The outcomes improved by a very good margin. Here’s what I bought. On a median:

  • Inserting 50000 information took ~ 2.5 seconds
  • inserted 100000 information in ~ 4.5 to 5 seconds
  • inserted 150000 information in lower than 9.5 seconds
  • inserted 200000 information in lower than 11.5 seconds

There possibly unprocessed information in a batch. This instance detects these information, however the retry logic has been skipped to maintain issues easy. Ideally it’s best to have a (exponential back-off primarily based) retry mechanism for dealing with unprocessed information as properly.

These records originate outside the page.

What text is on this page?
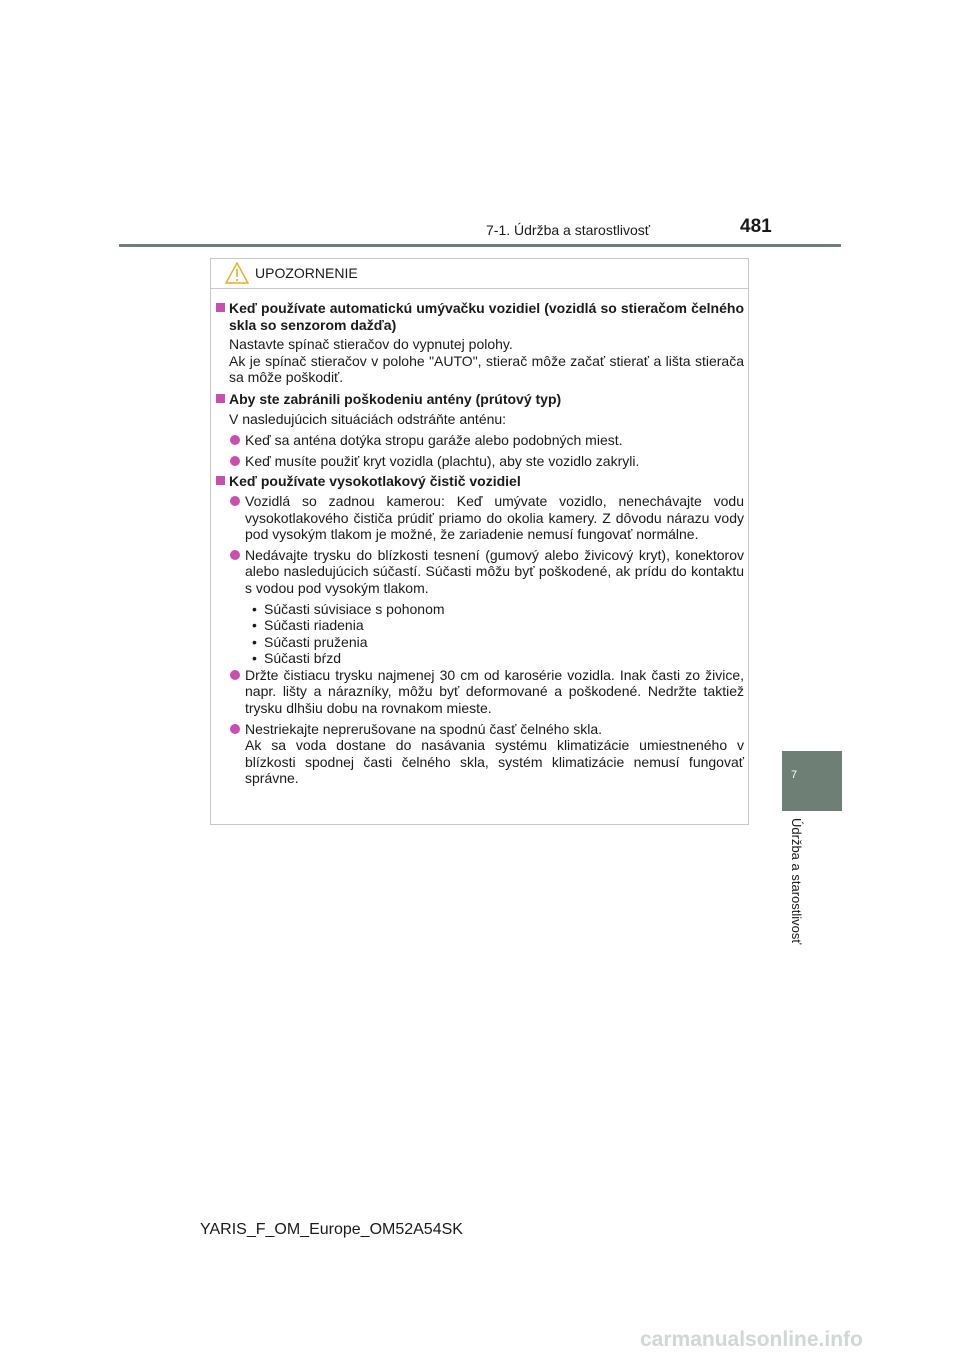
7-1. Údržba a starostlivosť	481
7
Údržba a starostlivosť
UPOZORNENIE
Keď používate automatickú umývačku vozidiel (vozidlá so stieračom čelného skla so senzorom dažďa)
Nastavte spínač stieračov do vypnutej polohy.
Ak je spínač stieračov v polohe "AUTO", stierač môže začať stierať a lišta stierača sa môže poškodiť.
Aby ste zabránili poškodeniu antény (prútový typ)
V nasledujúcich situáciách odstráňte anténu:
Keď sa anténa dotýka stropu garáže alebo podobných miest.
Keď musíte použiť kryt vozidla (plachtu), aby ste vozidlo zakryli.
Keď používate vysokotlakový čistič vozidiel
Vozidlá so zadnou kamerou: Keď umývate vozidlo, nenechávajte vodu vysokotlakového čističa prúdiť priamo do okolia kamery. Z dôvodu nárazu vody pod vysokým tlakom je možné, že zariadenie nemusí fungovať normálne.
Nedávajte trysku do blízkosti tesnení (gumový alebo živicový kryt), konektorov alebo nasledujúcich súčastí. Súčasti môžu byť poškodené, ak prídu do kontaktu s vodou pod vysokým tlakom.
• Súčasti súvisiace s pohonom
• Súčasti riadenia
• Súčasti pruženia
• Súčasti bŕzd
Držte čistiacu trysku najmenej 30 cm od karosérie vozidla. Inak časti zo živice, napr. lišty a nárazníky, môžu byť deformované a poškodené. Nedržte taktiež trysku dlhšiu dobu na rovnakom mieste.
Nestriekajte neprerušovane na spodnú časť čelného skla.
Ak sa voda dostane do nasávania systému klimatizácie umiestneného v blízkosti spodnej časti čelného skla, systém klimatizácie nemusí fungovať správne.
YARIS_F_OM_Europe_OM52A54SK
carmanualsonline.info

To insert extra knowledge, I ran the parallelBatchImport operate (above) in loops. For instance:

for i := 1; i <= 100; i++ {
parallelBatchImport(50000)
}

Alright, let’s transfer forward. Now that we have now some knowledge, let’s attempt …

That is what primary utilization appears like:

func scan() {
startTime := time.Now()

op, err := consumer.Scan(context.Background(), &dynamodb.ScanInput{
TableName: aws.String(desk),
ReturnConsumedCapacity: sorts.ReturnConsumedCapacityTotal,
})

if err != nil {
log.Deadly("scan failed", err)
}

for _, i := vary op.Gadgets {
var u Consumer
err := attributevalue.UnmarshalMap(i, &u)
if err != nil {
log.Deadly("unmarshal failed", err)
}
}

if op.LastEvaluatedKey != nil {
log.Println("all gadgets haven't been scanned")
}
log.Println("scanned", op.ScannedCount, "gadgets in", time.Since(startTime).Seconds(), "seconds")
log.Println("consumed capability", *op.ConsumedCapacity.CapacityUnits)
}

Simply present the desk (or secondary index) identify and you’re good to go! However, there are probabilities that you simply may not be capable of get all gadgets due to API limits (1 MB price of information per invocation). In my case took about 0.5 secs for about 15000 information — remainder of the gadgets had been skipped as a result of the 1 MB restrict was breached.

Utilizing Pagination

To deal with the limitation round knowledge, the Scan API returns LastEvaluatedKey in its output to level to the final processed file. All you have to do is invoke Scan once more, with the worth for ExclusiveStartKey attribute set to the one for LastEvaluatedKey.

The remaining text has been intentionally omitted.